Н.Л.: А можно надеяться, что таким образом наши идеи, в том числе Ваши идеи, связанные с восприятием русской женской литературы, попадут в Китай, и в Китае будут восприняты так, как мы хотим? Сложно продвигать такую тематику, связанную с женским голосом в литературе, в Китае? Или же есть надежда, что там это тоже удастся?

М.В.: Наталья Львовна, Вы знаете, мне кажется, что молодое поколение китайцев стало другим.

Н.Л.: Более интернациолизировано?

М.В.: Да. Вы знаете, что китайские женщины очень активно воспринимают всё — и это в том числе. Они более активны, чем наши. Потому что я вижу среди моих учениц некоторую усталость от борьбы, которая все-таки не увенчалась успехом. Могу Вам сказать это совершенно точно, что все те — не все, конечно, это преувеличение, не все… — но многие надежды, которые были у нас в девяностые годы и были связаны c развитием феминизма, c включением женщины, с ее адаптацией к новым условиям — все-таки не осуществились. И сегодня женщины устали от этого, и они не хотят. Большинство моих девочек, как это ни странно, почти не хотят социализироваться.

Н.Л.: Но берут как исследовательскую «женскую тему»?

М.В.: Да, берут, но они берут в достаточной степени отстраненно от собственной биографии. Например, для меня моя работа с женскими текстами была очень важна в плане моего созревания. Я Вам сказала, что семейная ситуация сыграла огромную роль. Но для меня работа в этом направлении, в плане того, что я могу восстановить некую справедливость — это главная задача моей, может быть, жизни — восстановить справедливость по отношению к этим не просто забытым, а изгнанным женским фигурам — меня очень поддерживает. И, может быть, это — единственное, что делает мою жизнь осмысленной, потому что сегодня, к сожалению, преподавание уже не дает никаких шансов на то, что ты востребован и нужен. А эта область мне подсказывает, что не пропадет мой скорбный труд. И работая в этой области, я ни разу не раскаялась. Я во многих других разочаровалась, перестала быть вдохновленной — а здесь я еще горю. Вы знаете, я берусь бесконечно за какие-то проекты, берусь за издание книг, это все для меня важно. Потому что я все равно верю, что письменный, печатный вариант останется. Хотя бы в одном экземпляре, и он будет востребован. Пробивать это невероятно трудно, но я пробиваю…

Н.Л.: А что это меняет в современных женщинах? Читают ли они наши эти книги?
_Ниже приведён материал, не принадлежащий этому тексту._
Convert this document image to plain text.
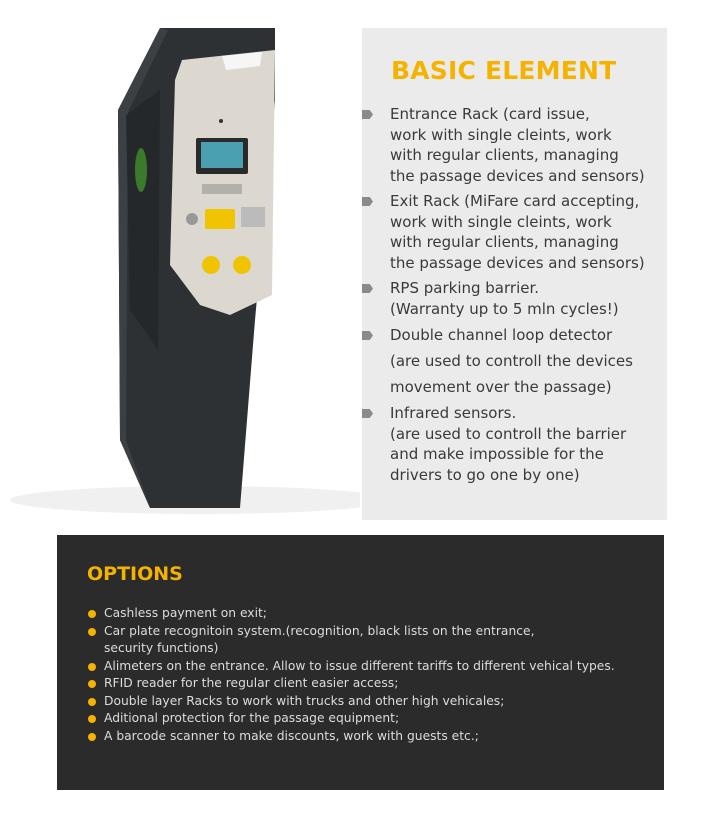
BASIC ELEMENT
Entrance Rack (card issue,
work with single cleints, work
with regular clients, managing
the passage devices and sensors)
Exit Rack (MiFare card accepting,
work with single cleints, work
with regular clients, managing
the passage devices and sensors)
RPS parking barrier.
(Warranty up to 5 mln cycles!)
Double channel loop detector
(are used to controll the devices
movement over the passage)
Infrared sensors.
(are used to controll the barrier
and make impossible for the
drivers to go one by one)
OPTIONS
Cashless payment on exit;
Car plate recognitoin system.(recognition, black lists on the entrance,
security functions)
Alimeters on the entrance. Allow to issue different tariffs to different vehical types.
RFID reader for the regular client easier access;
Double layer Racks to work with trucks and other high vehicales;
Aditional protection for the passage equipment;
A barcode scanner to make discounts, work with guests etc.;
М.В.: А я не для женщин это делаю, я это делаю для мужчин. Я Вам могу сказать: когда я задумала такой проект, как «Женская драматургия Серебряного века», надо мной просто все литературоведы смеялись. Мне говорили: «Ты хочешь писать о женской драматургии? Ее же нет. Где ты видела женщин-драматургов в Серебряном веке?». И никто мне из крупных литературоведов не мог назвать ни одного имени — кто-то вспоминал Гиппиус. И все. У нее да, действительно были пьесы. Но я предложила пьесы Анны Мар, Мирэ, Тэффи, Щепкиной-Куперник… И когда мужчины-литературоведы видят эту книгу, знаете, ретируются что ли, им становится как-то стыдно, что они не знали целой области.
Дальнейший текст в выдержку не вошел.